La réforme du système électoral algérien, adoptée récemment, marque un tournant dans la répartition des pouvoirs en Algérie. Selon MSN, cette modification législative consolide l’autorité du président Abdelmadjid Tebboune en redessinant les règles du jeu politique avant les prochaines échéances électorales. Les changements, officialisés par le Parlement, suscitent des réactions contrastées entre partisans d’une stabilité institutionnelle et critiques dénonçant un recul démocratique.

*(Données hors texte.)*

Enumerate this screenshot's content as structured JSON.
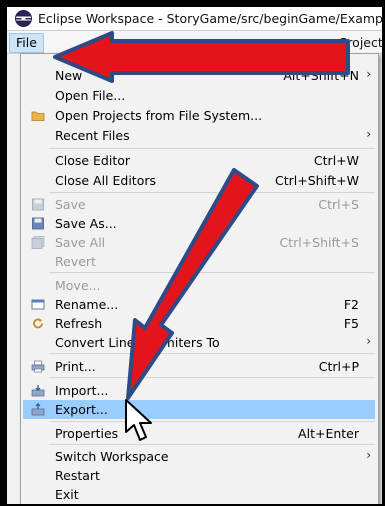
{
  "window": {
    "title": "Eclipse Workspace - StoryGame/src/beginGame/Example"
  },
  "menubar": {
    "file": "File",
    "project": "Project"
  },
  "menu": {
    "new": {
      "label": "New",
      "shortcut": "Alt+Shift+N"
    },
    "open_file": {
      "label": "Open File..."
    },
    "open_proj": {
      "label": "Open Projects from File System..."
    },
    "recent": {
      "label": "Recent Files"
    },
    "close_ed": {
      "label": "Close Editor",
      "shortcut": "Ctrl+W"
    },
    "close_all": {
      "label": "Close All Editors",
      "shortcut": "Ctrl+Shift+W"
    },
    "save": {
      "label": "Save",
      "shortcut": "Ctrl+S"
    },
    "save_as": {
      "label": "Save As..."
    },
    "save_all": {
      "label": "Save All",
      "shortcut": "Ctrl+Shift+S"
    },
    "revert": {
      "label": "Revert"
    },
    "move": {
      "label": "Move..."
    },
    "rename": {
      "label": "Rename...",
      "shortcut": "F2"
    },
    "refresh": {
      "label": "Refresh",
      "shortcut": "F5"
    },
    "convert": {
      "label": "Convert Line Delimiters To"
    },
    "print": {
      "label": "Print...",
      "shortcut": "Ctrl+P"
    },
    "import": {
      "label": "Import..."
    },
    "export": {
      "label": "Export..."
    },
    "properties": {
      "label": "Properties",
      "shortcut": "Alt+Enter"
    },
    "switch_ws": {
      "label": "Switch Workspace"
    },
    "restart": {
      "label": "Restart"
    },
    "exit": {
      "label": "Exit"
    }
  },
  "submenu_glyph": "›",
  "colors": {
    "arrow_fill": "#e3141b",
    "arrow_outline": "#2d4b86",
    "highlight": "#99ccff"
  }
}
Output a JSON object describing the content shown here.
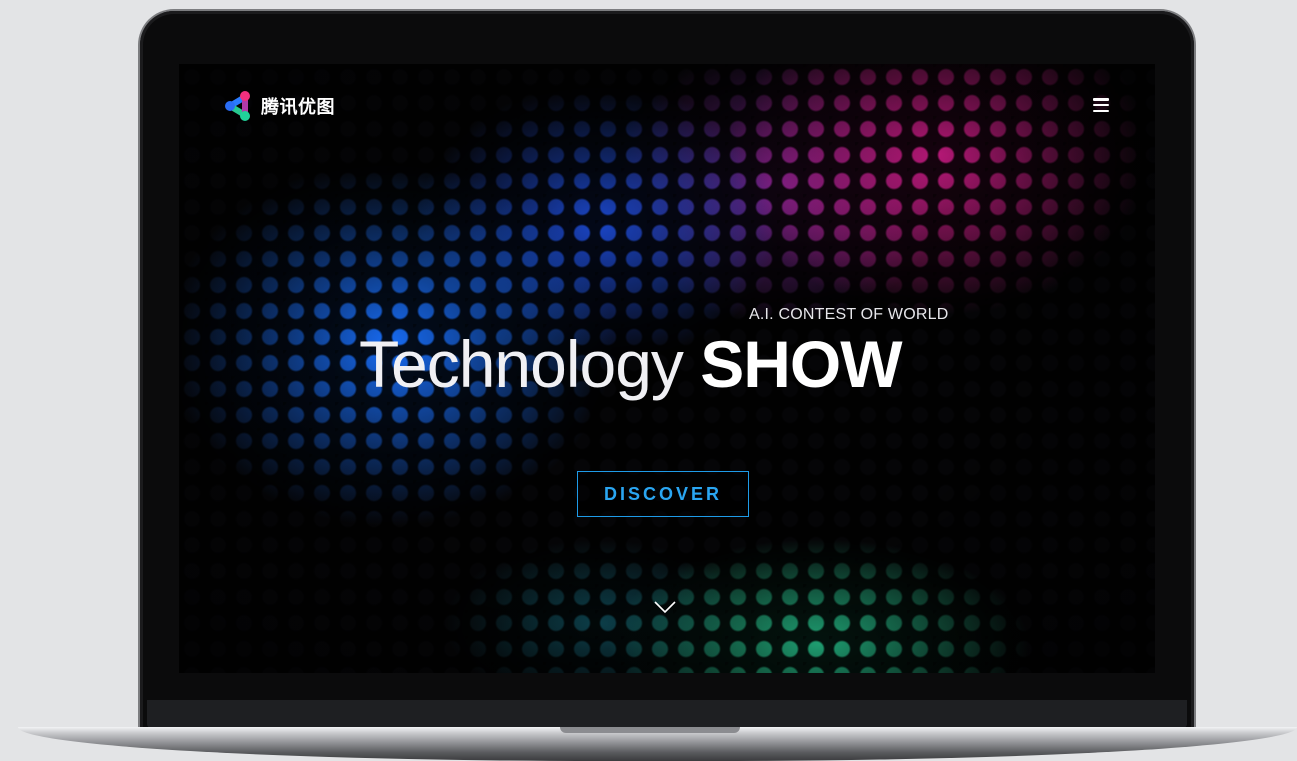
{
  "header": {
    "brand_name": "腾讯优图",
    "logo_icon": "tencent-youtu-logo",
    "menu_icon": "hamburger-menu-icon"
  },
  "hero": {
    "subtitle": "A.I. CONTEST OF WORLD",
    "title_light": "Technology",
    "title_bold": "SHOW",
    "cta_label": "DISCOVER",
    "scroll_icon": "chevron-down-icon"
  },
  "colors": {
    "background": "#e3e4e6",
    "cta_accent": "#1e9be8",
    "pattern_blue": "#1870ff",
    "pattern_pink": "#e61e96",
    "pattern_green": "#28d296"
  }
}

Une loi taillée pour le président
D’après des sources proches du Palais d’El Mouradia, ces ajustements visent à « simplifier le processus électoral » et à « éviter les blocages institutionnels ». Pourtant, des juristes algériens, cités par El Watan, soulignent que ces modifications pourraient affaiblir la représentativité des assemblées. « En supprimant le quorum, on légalise des élections avec une participation de 10 %, ce qui vide de sens la notion de suffrage universel », explique un constitutionnaliste sous couvert d’anonymat.

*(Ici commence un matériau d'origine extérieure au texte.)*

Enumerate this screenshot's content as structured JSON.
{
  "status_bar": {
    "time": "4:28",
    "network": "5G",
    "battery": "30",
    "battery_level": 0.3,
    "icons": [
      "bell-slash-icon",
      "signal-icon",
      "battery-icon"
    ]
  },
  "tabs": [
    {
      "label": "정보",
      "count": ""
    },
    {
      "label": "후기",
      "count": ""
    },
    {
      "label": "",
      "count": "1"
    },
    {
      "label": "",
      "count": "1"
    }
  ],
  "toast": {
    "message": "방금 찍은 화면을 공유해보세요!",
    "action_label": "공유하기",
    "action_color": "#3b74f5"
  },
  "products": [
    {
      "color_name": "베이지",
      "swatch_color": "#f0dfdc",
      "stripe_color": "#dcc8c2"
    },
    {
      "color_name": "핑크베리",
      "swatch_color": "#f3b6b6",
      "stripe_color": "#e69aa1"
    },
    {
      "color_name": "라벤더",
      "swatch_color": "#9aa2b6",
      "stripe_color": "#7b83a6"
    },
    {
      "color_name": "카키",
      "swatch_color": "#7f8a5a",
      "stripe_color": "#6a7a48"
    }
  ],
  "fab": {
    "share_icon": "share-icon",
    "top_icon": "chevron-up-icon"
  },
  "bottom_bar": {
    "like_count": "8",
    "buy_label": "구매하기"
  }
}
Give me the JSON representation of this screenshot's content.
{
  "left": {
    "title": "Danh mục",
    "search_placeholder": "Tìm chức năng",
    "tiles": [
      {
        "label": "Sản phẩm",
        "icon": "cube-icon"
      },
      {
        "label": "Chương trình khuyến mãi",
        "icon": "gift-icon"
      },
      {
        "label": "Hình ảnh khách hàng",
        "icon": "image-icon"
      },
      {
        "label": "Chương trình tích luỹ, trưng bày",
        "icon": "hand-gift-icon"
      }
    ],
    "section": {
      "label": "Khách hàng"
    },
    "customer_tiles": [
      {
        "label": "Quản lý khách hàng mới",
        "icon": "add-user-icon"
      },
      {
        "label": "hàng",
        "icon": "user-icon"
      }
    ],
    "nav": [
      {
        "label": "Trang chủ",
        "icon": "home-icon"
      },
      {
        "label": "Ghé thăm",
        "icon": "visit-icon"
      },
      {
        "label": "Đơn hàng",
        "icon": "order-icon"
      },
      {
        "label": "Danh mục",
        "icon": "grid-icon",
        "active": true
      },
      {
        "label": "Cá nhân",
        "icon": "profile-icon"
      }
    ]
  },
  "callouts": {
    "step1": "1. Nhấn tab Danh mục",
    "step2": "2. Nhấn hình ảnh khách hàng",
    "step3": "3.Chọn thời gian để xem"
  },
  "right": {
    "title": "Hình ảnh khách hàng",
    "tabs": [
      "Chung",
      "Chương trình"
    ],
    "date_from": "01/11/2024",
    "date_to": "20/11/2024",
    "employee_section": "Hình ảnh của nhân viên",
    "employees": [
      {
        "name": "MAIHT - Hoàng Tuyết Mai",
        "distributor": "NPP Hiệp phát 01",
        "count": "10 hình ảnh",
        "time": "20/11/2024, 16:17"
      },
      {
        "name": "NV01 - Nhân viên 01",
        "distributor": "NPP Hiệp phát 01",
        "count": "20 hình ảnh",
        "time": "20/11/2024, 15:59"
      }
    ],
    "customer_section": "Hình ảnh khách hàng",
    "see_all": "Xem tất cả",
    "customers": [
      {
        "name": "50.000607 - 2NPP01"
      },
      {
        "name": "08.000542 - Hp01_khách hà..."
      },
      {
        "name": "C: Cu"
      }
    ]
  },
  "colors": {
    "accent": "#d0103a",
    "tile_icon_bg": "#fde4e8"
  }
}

La CEI au cœur des tensions
Pourtant, plusieurs partis d’opposition, comme le Mouvement démocratique et social (MDS) ou le Parti des travailleurs (PT), ont boycotté les dernières élections législatives, dénonçant un « cadre électoral biaisé ». Louisa Hanoune, secrétaire générale du PT, a déclaré lors d’un meeting à Alger que « ces réformes ne sont qu’un habillage pour un système verrouillé ». Les observateurs internationaux, dont l’Union africaine, ont également exprimé des réserves, appelant à un « dialogue inclusif » pour garantir la crédibilité des scrutins.
Un calendrier électoral serré
Cependant, l’opposition reste sceptique. « Comment parler de stabilité quand les règles du jeu sont changées à la veille des élections ? », s’interroge un cadre du Front El Moustakbal, formation dirigée par Abdelaziz Belaïd. Les partis marginalisés craignent que la réforme ne les exclue définitivement du paysage politique, au profit d’une bipolarisation entre le FLN et le RND.

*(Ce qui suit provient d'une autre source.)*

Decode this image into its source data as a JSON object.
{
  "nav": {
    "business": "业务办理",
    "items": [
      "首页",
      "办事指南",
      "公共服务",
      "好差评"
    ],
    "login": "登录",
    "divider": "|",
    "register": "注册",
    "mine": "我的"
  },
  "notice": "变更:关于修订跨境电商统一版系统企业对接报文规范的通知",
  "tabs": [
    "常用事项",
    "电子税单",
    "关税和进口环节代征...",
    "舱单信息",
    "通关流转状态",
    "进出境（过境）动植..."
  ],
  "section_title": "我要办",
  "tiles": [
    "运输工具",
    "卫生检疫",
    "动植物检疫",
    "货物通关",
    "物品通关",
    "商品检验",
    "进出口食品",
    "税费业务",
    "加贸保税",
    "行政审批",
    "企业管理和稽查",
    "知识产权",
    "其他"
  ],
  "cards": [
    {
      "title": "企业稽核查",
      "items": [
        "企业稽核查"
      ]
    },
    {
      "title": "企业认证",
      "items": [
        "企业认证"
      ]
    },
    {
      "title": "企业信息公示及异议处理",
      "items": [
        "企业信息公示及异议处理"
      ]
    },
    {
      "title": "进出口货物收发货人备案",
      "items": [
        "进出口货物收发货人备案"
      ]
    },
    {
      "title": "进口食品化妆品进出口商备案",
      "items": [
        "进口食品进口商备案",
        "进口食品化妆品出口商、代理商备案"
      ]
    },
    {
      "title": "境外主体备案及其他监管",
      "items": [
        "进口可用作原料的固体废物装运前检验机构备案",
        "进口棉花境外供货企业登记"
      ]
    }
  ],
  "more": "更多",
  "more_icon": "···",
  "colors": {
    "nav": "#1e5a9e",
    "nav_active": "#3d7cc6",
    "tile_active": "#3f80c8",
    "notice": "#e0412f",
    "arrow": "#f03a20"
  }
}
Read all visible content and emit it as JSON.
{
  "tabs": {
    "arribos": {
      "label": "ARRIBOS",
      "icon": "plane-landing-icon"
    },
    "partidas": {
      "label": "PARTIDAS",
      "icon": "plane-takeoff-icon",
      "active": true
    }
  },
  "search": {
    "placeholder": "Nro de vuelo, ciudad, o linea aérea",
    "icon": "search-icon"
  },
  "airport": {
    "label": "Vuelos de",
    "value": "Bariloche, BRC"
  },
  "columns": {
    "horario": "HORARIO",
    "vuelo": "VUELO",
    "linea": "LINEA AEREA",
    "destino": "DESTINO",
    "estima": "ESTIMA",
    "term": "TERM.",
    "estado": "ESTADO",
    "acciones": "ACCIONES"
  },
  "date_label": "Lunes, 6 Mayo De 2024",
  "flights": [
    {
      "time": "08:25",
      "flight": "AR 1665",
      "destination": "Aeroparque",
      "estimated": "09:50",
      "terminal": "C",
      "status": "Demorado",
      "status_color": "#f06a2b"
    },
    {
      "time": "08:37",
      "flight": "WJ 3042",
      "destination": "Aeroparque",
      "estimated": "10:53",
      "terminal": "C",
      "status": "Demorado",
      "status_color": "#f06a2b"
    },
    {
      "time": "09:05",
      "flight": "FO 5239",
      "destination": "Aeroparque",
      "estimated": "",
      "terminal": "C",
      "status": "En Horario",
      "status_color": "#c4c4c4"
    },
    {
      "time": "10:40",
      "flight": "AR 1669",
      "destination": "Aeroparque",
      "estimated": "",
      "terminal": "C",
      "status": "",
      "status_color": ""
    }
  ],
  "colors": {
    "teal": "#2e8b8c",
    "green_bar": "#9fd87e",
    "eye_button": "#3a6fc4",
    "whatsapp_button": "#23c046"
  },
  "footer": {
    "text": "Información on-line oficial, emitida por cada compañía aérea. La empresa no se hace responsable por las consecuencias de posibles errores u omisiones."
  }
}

Réactions internationales et enjeux géopolitiques
Sur le plan régional, la réforme s’inscrit dans une tendance observée dans plusieurs pays africains, où les pouvoirs en place cherchent à sécuriser leur légitimité électorale. Le cas du Cameroun, où les mandats ont été prorogés, ou celui de la Côte d’Ivoire, où l’opposition exige une réforme électorale, montrent que l’Algérie n’est pas isolée dans cette dynamique. Pourtant, contrairement à ces pays, l’Algérie bénéficie d’une relative stabilité politique, ce qui pourrait atténuer les risques de contestation violente.
Un débat qui dépasse les urnes
Pour les détracteurs, en revanche, elle constitue un recul démocratique qui risque d’alimenter la défiance des citoyens envers les institutions. « Quand on voit que même les élections locales sont désormais soumises à ces règles, on comprend que le pouvoir veut tout contrôler », estime un analyste politique algérien. Cette défiance se traduit déjà par une baisse de l’engagement civique, avec des taux de participation qui peinent à dépasser les 30 % lors des derniers scrutins.
Vers une nouvelle ère politique ?
Une chose est sûre : cette réforme ne laisse personne indifférent. Entre ceux qui y voient une avancée pragmatique et ceux qui la considèrent comme un recul historique, le débat est loin d’être clos. L’Algérie, pays aux multiples défis, devra trouver un équilibre entre stabilité et ouverture pour éviter que cette réforme ne devienne un nouveau sujet de division.